The show begins with a vision of leather-garbed Bono jerkily dancing in front of a TV monitor, as The Edge, Clayton and Mullen slide into a stadium-rousing version of "Zoo Station," the opening cut of Achtung Baby.

The band performs many other tunes from the album and its 1987 hit The Joshua Tree, as well as songs from earlier albums such as "New Year's Day," "Pride (In The Name Of Love)" and "Sunday Bloody Sunday."

There's an acoustic set in mid-show and in the middle of the stadium, that begins after a belly-dancer moves into the crowd via a narrow walkway to add visual sensual appeal to the song "Mysterious Ways."

There's also an unlikely cover of "Dancing Queen," the hit by defunct white-bread Swedish pop group ABBA.

It's strange to hear Bono singing it, but its also strange to see him dressed up as the '68 Elvis in leather and as the mirror-shaded Robert Duvall warlord from Apocalypse Now.

By appropriating images of both the sacred and the profane, the serious and the camp, U2 is showing that stadium rock can be a true event instead of just another music show.

"I think that what's been happening before (Zoo TV) is that people were trying to stuff rock 'n' roll into a box, and the rules have to be torn up now," Bono says.

"You can use technology, you can play big stadiums, it doesn't have to be played in a club.

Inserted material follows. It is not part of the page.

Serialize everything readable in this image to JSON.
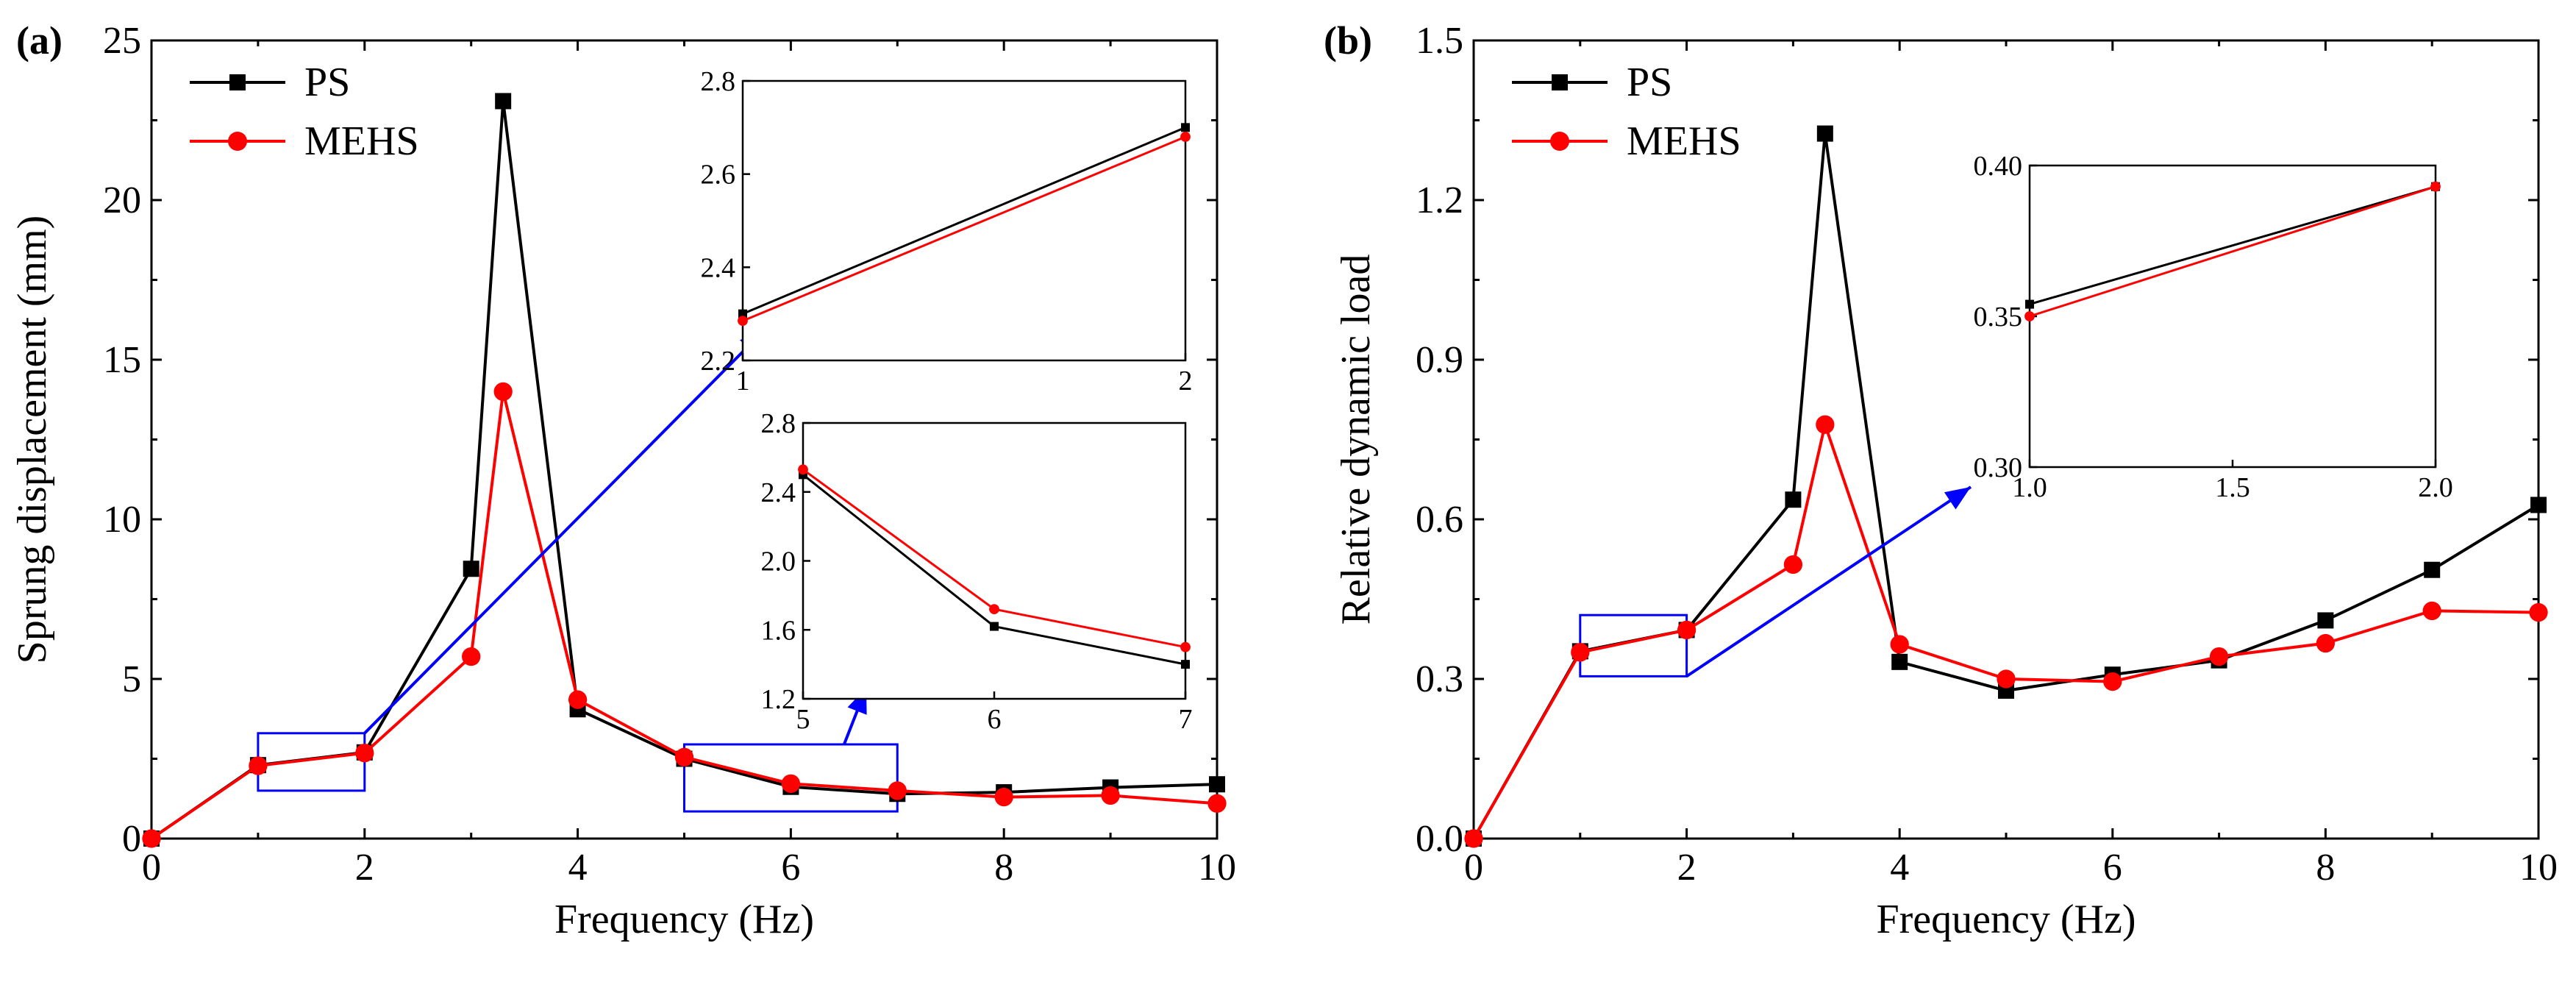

We weren't very good when we played in a club; we weren't as close to the music then as we are now.

"We always felt our music didn't have a roof on it, and it seemed to kind of float over the heads of the people . . . we're having a lot of fun with this."

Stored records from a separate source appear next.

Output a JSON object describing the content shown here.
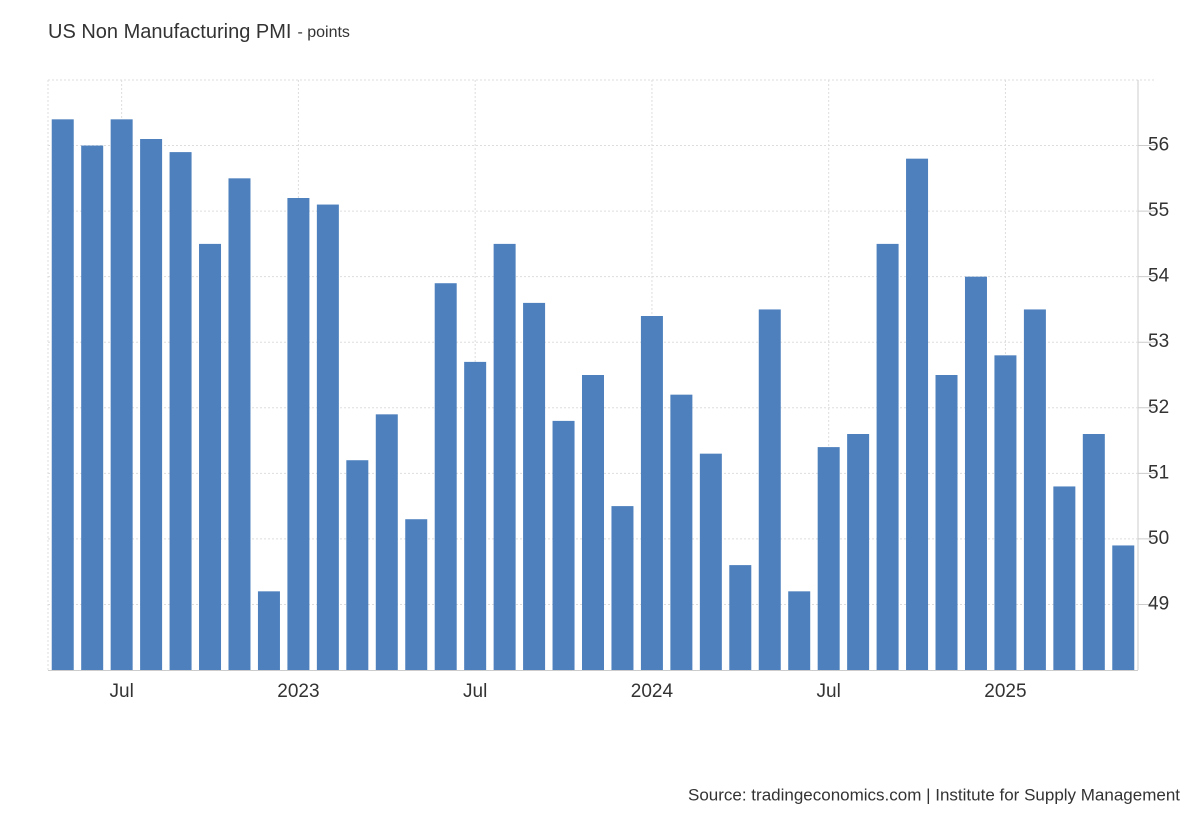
{
  "chart_data": {
    "type": "bar",
    "title": "US Non Manufacturing PMI",
    "subtitle": "- points",
    "source": "Source: tradingeconomics.com | Institute for Supply Management",
    "categories": [
      null,
      null,
      "Jul",
      null,
      null,
      null,
      null,
      null,
      "2023",
      null,
      null,
      null,
      null,
      null,
      "Jul",
      null,
      null,
      null,
      null,
      null,
      "2024",
      null,
      null,
      null,
      null,
      null,
      "Jul",
      null,
      null,
      null,
      null,
      null,
      "2025",
      null,
      null,
      null,
      null
    ],
    "values": [
      56.4,
      56.0,
      56.4,
      56.1,
      55.9,
      54.5,
      55.5,
      49.2,
      55.2,
      55.1,
      51.2,
      51.9,
      50.3,
      53.9,
      52.7,
      54.5,
      53.6,
      51.8,
      52.5,
      50.5,
      53.4,
      52.2,
      51.3,
      49.6,
      53.5,
      49.2,
      51.4,
      51.6,
      54.5,
      55.8,
      52.5,
      54.0,
      52.8,
      53.5,
      50.8,
      51.6,
      49.9
    ],
    "color": "#4d80bd",
    "ylim": [
      48,
      57
    ],
    "yticks": [
      49,
      50,
      51,
      52,
      53,
      54,
      55,
      56
    ],
    "grid": true
  }
}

He tells of a conversation he had with Bruce Springsteen recently in New York, after The Boss had checked out Zoo TV.

"He said a nice thing to me, which I'm sure he wouldn't mind me repeating. He said it's a hard thing after 10 years to surprise people. I took that as a compliment."

Another big-name fan of the band is Axl Rose of Guns N' Roses. He's become a bit of a U2 groupie, partying with the band every chance he gets.

Bono is very sympathetic with the vocal problems Rose has been experiencing lately. The Gunner's frayed pipes led him to cut short a Montreal show last month after 55 minutes on stage, a move that sparked a audience riot.

"I understand," Bono says of Rose's predicament. "I've been there. It's really hard, and I think he's feeling if he can't give it his all, he's not giving anything.

"He's strung out on the moment (the performance high); he's just going after it in a different way than we are. And if he can't get it, he's out of there. Whereas, I feel we can find our moment in our crowd. I feel they can carry us sometimes, if we're a bit lowdown."

Some critics have accused Bono of taking rock star posing to the limits with his many costume changes for Zoo TV. They say he's acting as if he really believes he is Elvis Presley.

Bono says he's actually sending up his too-serious image, which became overblown after the band's ill-fated Rattle And Hum concert movie of 1988. The show was U2's attempt to celebration American rock and blues heroes, but critics slagged it as a clumsy attempt by four naive Irishmen to elbow their way into an indigenous U.S. musical tradition.

"We've tried to dodge celebrity," Bono says of his band's Zoo TV send-ups. "I think we will always be rock 'n' roll stars as long as we don't become celebrities."

But dodging the silliness celebrity brings isn't easy, especially when it's in your face in the hospitality tent backstage.

There Clayton is patiently talking to a music industry biggie who is trying hard to impress him.

"What did you do yesterday during your day off?" the biggie asks.

"I slept," answers Clayton.

"Did ya? That's cool!"

On the other side of the tent, which is decorated with red-white-and-blue bunting and loaded with goodies such as the appropriately named Achtung Baby condoms, two women guests of U2 management are talking about other big rock shows they've seen.

One of them was at the bigger-than-Woodstock concert headlined by the Grateful Dead and The Band, which attracted 600,000 people to Watkins Glen, N.Y., in 1973.

"A guy jumped with a parachute from an airplane into the crowd," she says. "But something happened, and when he reached the ground, he was on fire."

"Wow," says the other woman. "Did he do that on purpose?"

After seeing a show like Zoo TV, which so effectively challenges your perception of reality, the question doesn't seem quite so dumb.